And now I'm afraid that I'm a pornographic eater.
Yeah, that's not really a good thing. Especially for a girl. You should get a tattoo on your stomach that says "Please wear a condom".
that's what penises do
they tell lies.
we literally hit three floors of our apartment building searching for condoms. also got macaroni.
Trust me at the end of the night there will be queso smothered places you didn't think it could be smothered
Why do the people I hook up with still exist after we're done?
What's sign language for "you may not be the father?" Kinda important right now.
We did it in the bathroom in Taco Bell. We didn't buy anything before we left, which I thought was rude.

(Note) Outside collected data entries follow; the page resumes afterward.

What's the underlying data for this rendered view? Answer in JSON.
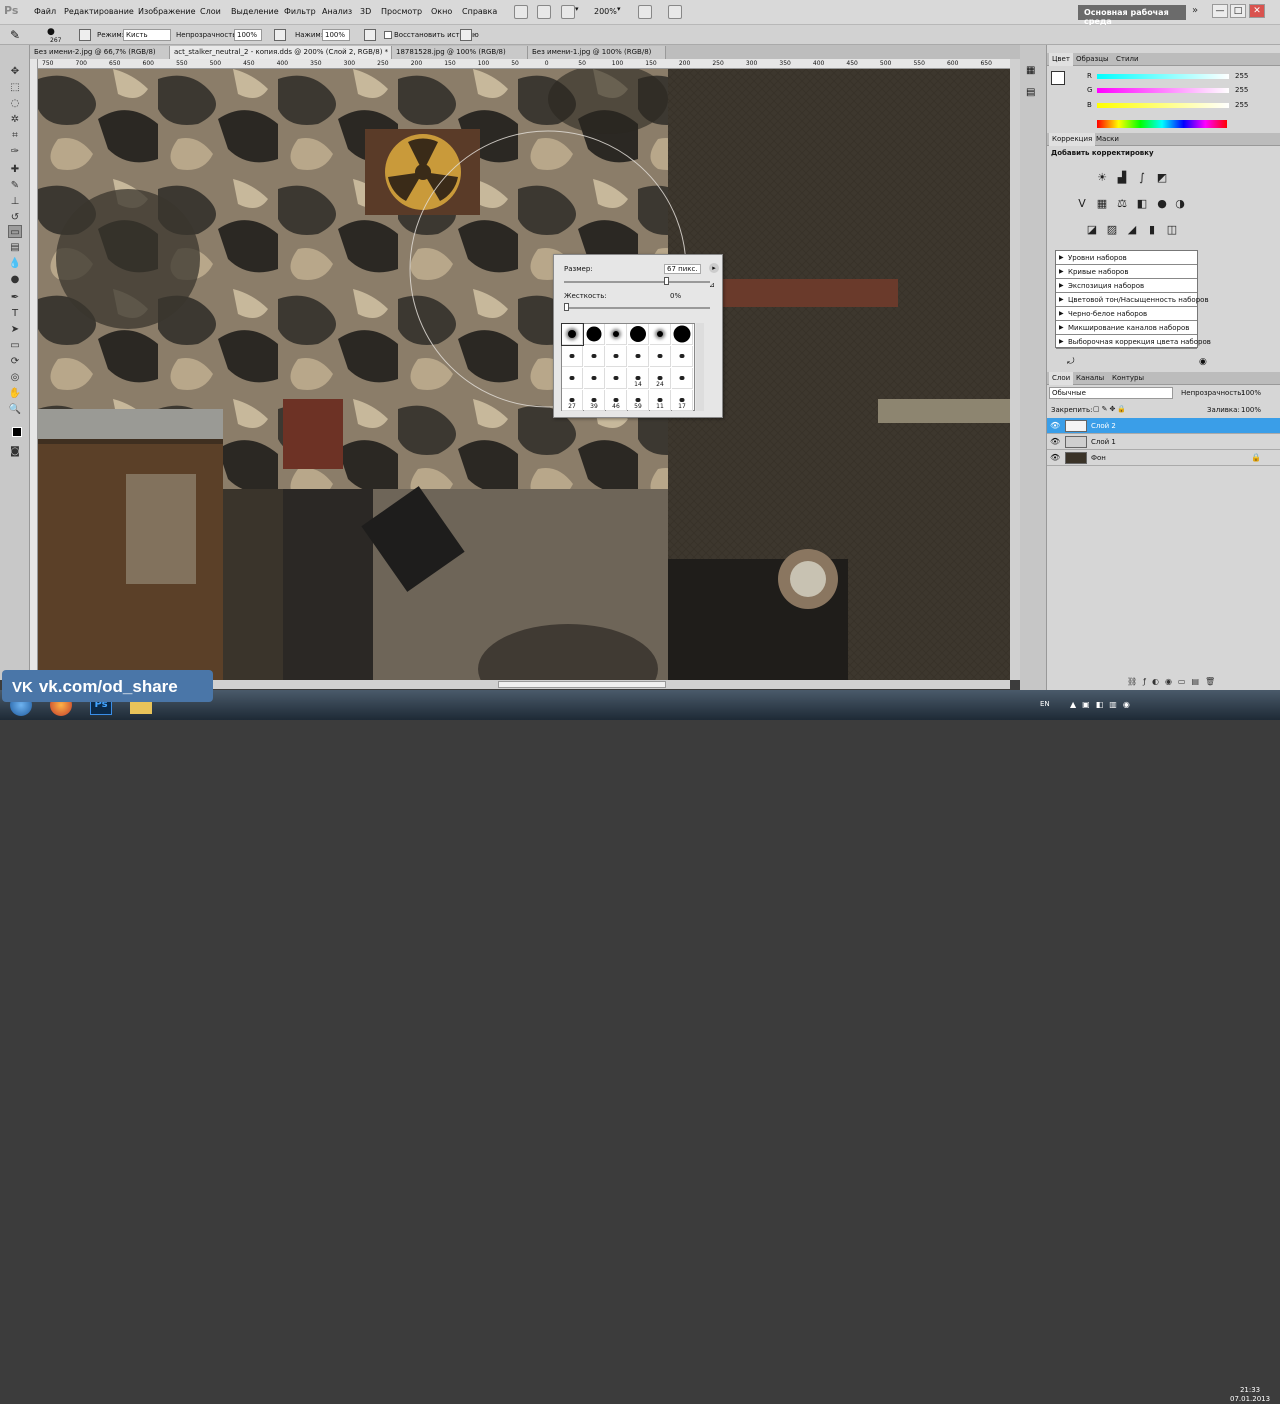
{
  "app": {
    "logo": "Ps"
  },
  "menu": [
    "Файл",
    "Редактирование",
    "Изображение",
    "Слои",
    "Выделение",
    "Фильтр",
    "Анализ",
    "3D",
    "Просмотр",
    "Окно",
    "Справка"
  ],
  "toolbar": {
    "zoom": "200%",
    "workspace": "Основная рабочая среда",
    "minimize": "—",
    "maximize": "□",
    "close": "✕"
  },
  "options": {
    "brush_size": "267",
    "mode_label": "Режим:",
    "mode_value": "Кисть",
    "opacity_label": "Непрозрачность:",
    "opacity_value": "100%",
    "pressure_label": "Нажим:",
    "pressure_value": "100%",
    "history_label": "Восстановить историю"
  },
  "tabs": [
    "Без имени-2.jpg @ 66,7% (RGB/8)",
    "act_stalker_neutral_2 - копия.dds @ 200% (Слой 2, RGB/8) *",
    "18781528.jpg @ 100% (RGB/8)",
    "Без имени-1.jpg @ 100% (RGB/8)"
  ],
  "ruler_ticks": [
    "750",
    "700",
    "650",
    "600",
    "550",
    "500",
    "450",
    "400",
    "350",
    "300",
    "250",
    "200",
    "150",
    "100",
    "50",
    "0",
    "50",
    "100",
    "150",
    "200",
    "250",
    "300",
    "350",
    "400",
    "450",
    "500",
    "550",
    "600",
    "650"
  ],
  "color_panel": {
    "tabs": [
      "Цвет",
      "Образцы",
      "Стили"
    ],
    "channels": [
      {
        "label": "R",
        "value": "255"
      },
      {
        "label": "G",
        "value": "255"
      },
      {
        "label": "B",
        "value": "255"
      }
    ]
  },
  "adjust_panel": {
    "tabs": [
      "Коррекция",
      "Маски"
    ],
    "title": "Добавить корректировку",
    "presets": [
      "Уровни наборов",
      "Кривые наборов",
      "Экспозиция наборов",
      "Цветовой тон/Насыщенность наборов",
      "Черно-белое наборов",
      "Микширование каналов наборов",
      "Выборочная коррекция цвета наборов"
    ]
  },
  "layers_panel": {
    "tabs": [
      "Слои",
      "Каналы",
      "Контуры"
    ],
    "blend": "Обычные",
    "opacity_label": "Непрозрачность:",
    "opacity_value": "100%",
    "lock_label": "Закрепить:",
    "fill_label": "Заливка:",
    "fill_value": "100%",
    "layers": [
      {
        "name": "Слой 2",
        "selected": true
      },
      {
        "name": "Слой 1",
        "selected": false
      },
      {
        "name": "Фон",
        "selected": false,
        "locked": true
      }
    ]
  },
  "brush_popup": {
    "size_label": "Размер:",
    "size_value": "67 пикс.",
    "hardness_label": "Жесткость:",
    "hardness_value": "0%",
    "brushes": [
      {
        "d": 8,
        "n": ""
      },
      {
        "d": 15,
        "n": ""
      },
      {
        "d": 6,
        "n": ""
      },
      {
        "d": 16,
        "n": ""
      },
      {
        "d": 6,
        "n": ""
      },
      {
        "d": 17,
        "n": ""
      },
      {
        "d": 5,
        "n": ""
      },
      {
        "d": 5,
        "n": ""
      },
      {
        "d": 5,
        "n": ""
      },
      {
        "d": 5,
        "n": ""
      },
      {
        "d": 5,
        "n": ""
      },
      {
        "d": 5,
        "n": ""
      },
      {
        "d": 5,
        "n": ""
      },
      {
        "d": 5,
        "n": ""
      },
      {
        "d": 5,
        "n": ""
      },
      {
        "d": 5,
        "n": "14"
      },
      {
        "d": 5,
        "n": "24"
      },
      {
        "d": 5,
        "n": ""
      },
      {
        "d": 5,
        "n": "27"
      },
      {
        "d": 5,
        "n": "39"
      },
      {
        "d": 5,
        "n": "46"
      },
      {
        "d": 5,
        "n": "59"
      },
      {
        "d": 5,
        "n": "11"
      },
      {
        "d": 5,
        "n": "17"
      }
    ]
  },
  "watermark": "vk.com/od_share",
  "taskbar": {
    "lang": "EN",
    "time": "21:33",
    "date": "07.01.2013"
  }
}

So far today I've found 3.5 million dollars in savings. Pretty sure management is gonna start buying me hookers if getting laid has this much payoff
COME HERE WE MELTED A CORONA BOTTLE WITH FIREWORKS
So I can officially say that someone has licked whipped cream off my nipples. Go senior year
And as the acid sets in, he looks back at the shallow form he used to call his and whispers "3 pee pees strong"
In your alcohol circus, can my act be juggling men? Let's be real, I can juggle multiple dick buddies better than a professional
You know the sex was rough when you wake up with a chipped tooth. I have no regrets
You just thought it would be a good idea to show your penis to your best friend. No harm, no foul.